Przypadek tej ostatniej firmy jest doskonałą ilustracją zagrożenia, jakie dla Chin niosą amerykańskie cła: czynią one produkcję w Państwie Środka nieopłacalną. Elektronika to niskomarżowy biznes; każdy dodatkowy podatek po drodze może poważnie zachwiać rentownością. A ponieważ nikt nie wie, kiedy Waszyngton obniży cła na chińskie towary, to firmy kombinują, że produkcję lepiej przenieść już teraz – i mieć problem z głowy na zawsze.
Zwłaszcza firmy, dla których – tak jak w przypadku Nintendo – amerykańscy konsumenci są najważniejsi. Specyfika konsolowego biznesu polega na tym, że na samym urządzeniu producenci często nie zarabiają w ogóle, a wychodzą na plus dzięki sprzedaży gier. Jeśli więc Nintendo 4 na 10 Switchy sprzedaje w Amerykach – z czego lwią część w USA – to przeniesienie części produkcji poza Chiny ma sens.
Podobną logiką kierują się HP i Dell. Prawie połowa chińskiej produkcji Della trafia na rynek amerykański, zaś w przypadku HP jest to 40 proc. Obydwie firmy rozglądają się więc za alternatywnymi lokalizacjami dla swojej produkcji. Według „Nikkei Asian Review” Dell już uruchomił pilotażowe działania na Tajwanie, Filipinach i w Wietnamie, HP spogląda zaś w stronę Tajwanu i Tajlandii (decyzja o relokacji może zapaść nawet jeszcze w tym kwartale).
Nintendo chce przenieść swoją produkcję do Wietnamu, kraju pierwszego wyboru dla wielu biznesów, które od kilku lat uciekają z Chin przed rosnącymi kosztami (dotychczas kraj przyciągał głównie biznes tekstylny, niezbyt zaawansowany technologicznie i wrażliwy na podwyżki kosztów pracy w Państwie Środka). Oczywiście firma nie produkuje konsol na własną rękę: w Chinach za produkcję odpowiada tajwańska spółka Hon Hai Technologies.

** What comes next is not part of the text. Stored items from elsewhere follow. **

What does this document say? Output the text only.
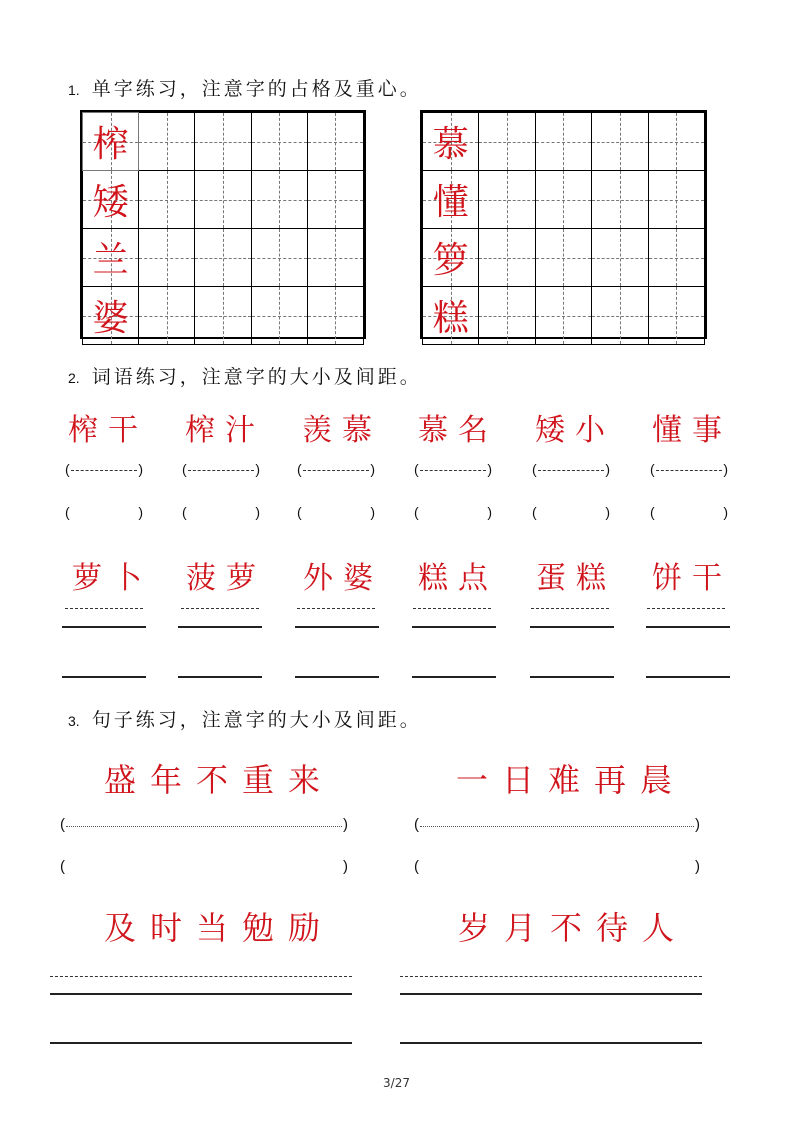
1. 单字练习，注意字的占格及重心。
榨				

矮				

兰				

婆				

慕				

懂				

箩				

糕				

2. 词语练习，注意字的大小及间距。
榨干 榨汁 羡慕 慕名 矮小 懂事
(	)	(	)	(	)	(	)	(	)	(	)
(	)	(	)	(	)	(	)	(	)	(	)
萝卜 菠萝 外婆 糕点 蛋糕 饼干
3. 句子练习，注意字的大小及间距。
盛年不重来	一日难再晨
(	)	(	)
(	)	(	)
及时当勉励	岁月不待人
3/27
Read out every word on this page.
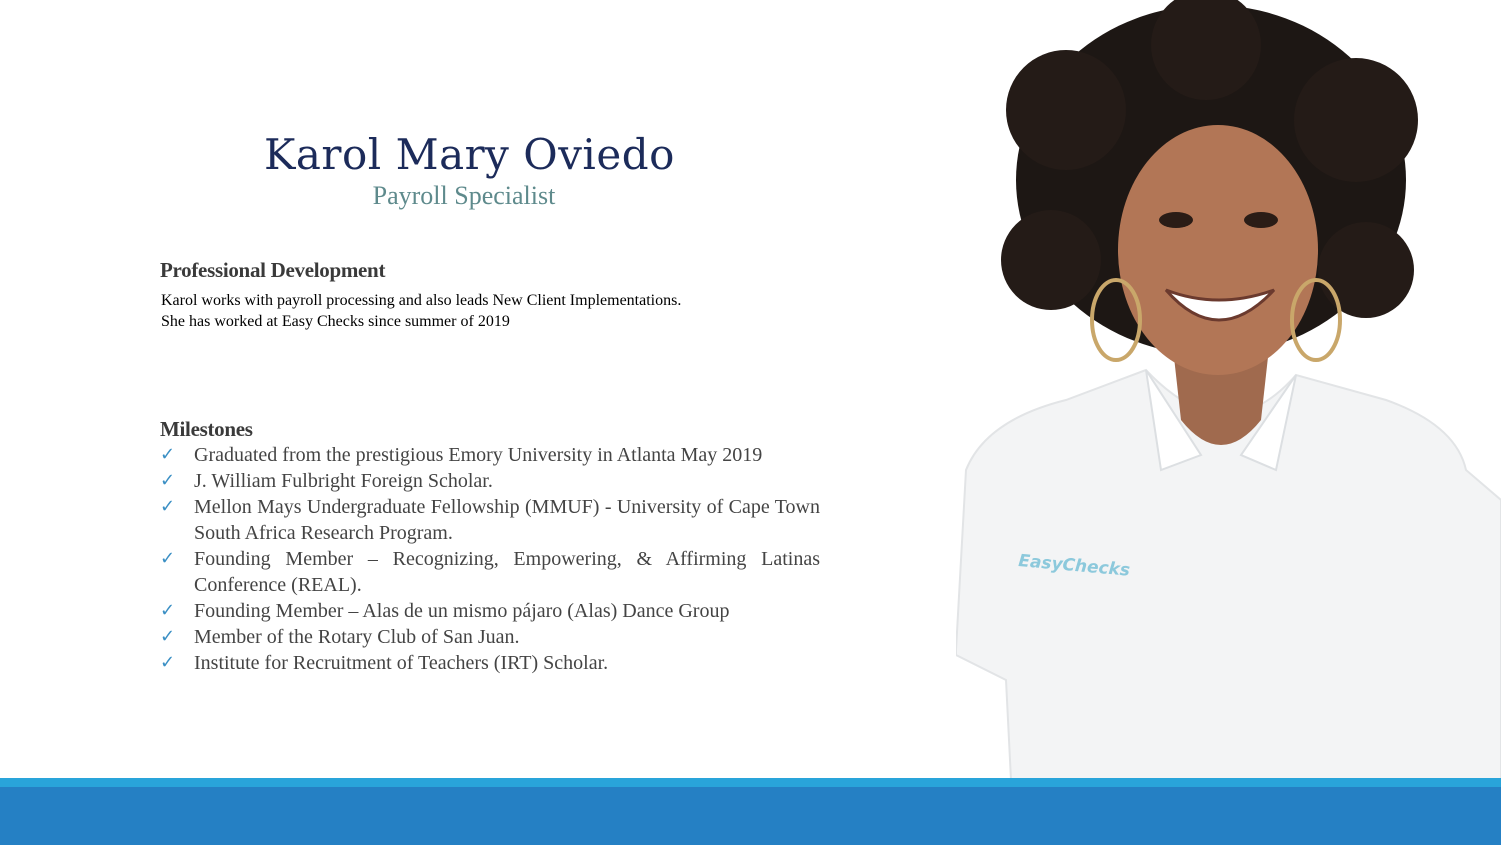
Karol Mary Oviedo
Payroll Specialist
Professional Development
Karol works with payroll processing and also leads New Client Implementations.
She has worked at Easy Checks since summer of 2019
Milestones
✓ Graduated from the prestigious Emory University in Atlanta May 2019
✓ J. William Fulbright Foreign Scholar.
✓ Mellon Mays Undergraduate Fellowship (MMUF) - University of Cape Town South Africa Research Program.
✓ Founding Member – Recognizing, Empowering, & Affirming Latinas Conference (REAL).
✓ Founding Member – Alas de un mismo pájaro (Alas) Dance Group
✓ Member of the Rotary Club of San Juan.
✓ Institute for Recruitment of Teachers (IRT) Scholar.
EasyChecks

Znana na świecie lepiej jako Foxconn firma podąża za swoimi klientami i także przenosi produkcję poza Chiny. Na początku roku tajwańskie przedsiębiorstwo ogłosiło, że zamierza zainwestować w zakład w Indiach i w Wietnamie. W ten sposób kraj ten staje się największym beneficjentem wojny handlowej między USA a Chinami, co widać już w statystykach: w ub.r. wartość wietnamskiego importu do USA wzrosła o 40 proc. w okresie od stycznia do kwietnia br. Jeśli dojdzie do tego na dużą skalę elektronika, wartości te będą jeszcze większe.
Każdy kij ma jednak dwa końce i wyprowadzka producentów elektroniki (jak również ogólnie rosnące uposażenia) powodują, że Wietnam nie jest już tak atrakcyjny dla branży tekstylnej. Duzi poddostawcy w tym sektorze jak Makalot Industrial (szyją dla GAP, Walmarta, Zary i H&M) oraz Eclat Textile (m.in. Nike) nie chcą już zwiększać produkcji w tym kraju. W zamian za to rozglądają się za mniej kosztownymi lokalizacjami w innych częściach regionu, patrząc łakomie chociażby na Indonezję.
Jeśli branży elektronicznej uda się już zbudować stabilne łańcuchy dostaw poza Chinami, wyprowadzki produkcji mogą się nasilić – z trudnymi do przewidzenia konsekwencjami dla nastawionej na eksport gospodarki. W miastach takich jak Chongqing, gdzie powstaje jeden z trzech produkowanych na świecie laptopów, może pojawić się bezrobocie. Byłoby to fatalne dla kraju, który zbudował swoją potęgę właśnie na eksporcie szeroko rozumianej elektroniki: według firmy analitycznej QianZhan między 1991 a 2017 r. wartość sprzedaży zagranicznej tej kategorii produktów przez Chiny wzrosła 136 razy, z 10 mld dol. do 1,35 bln dol.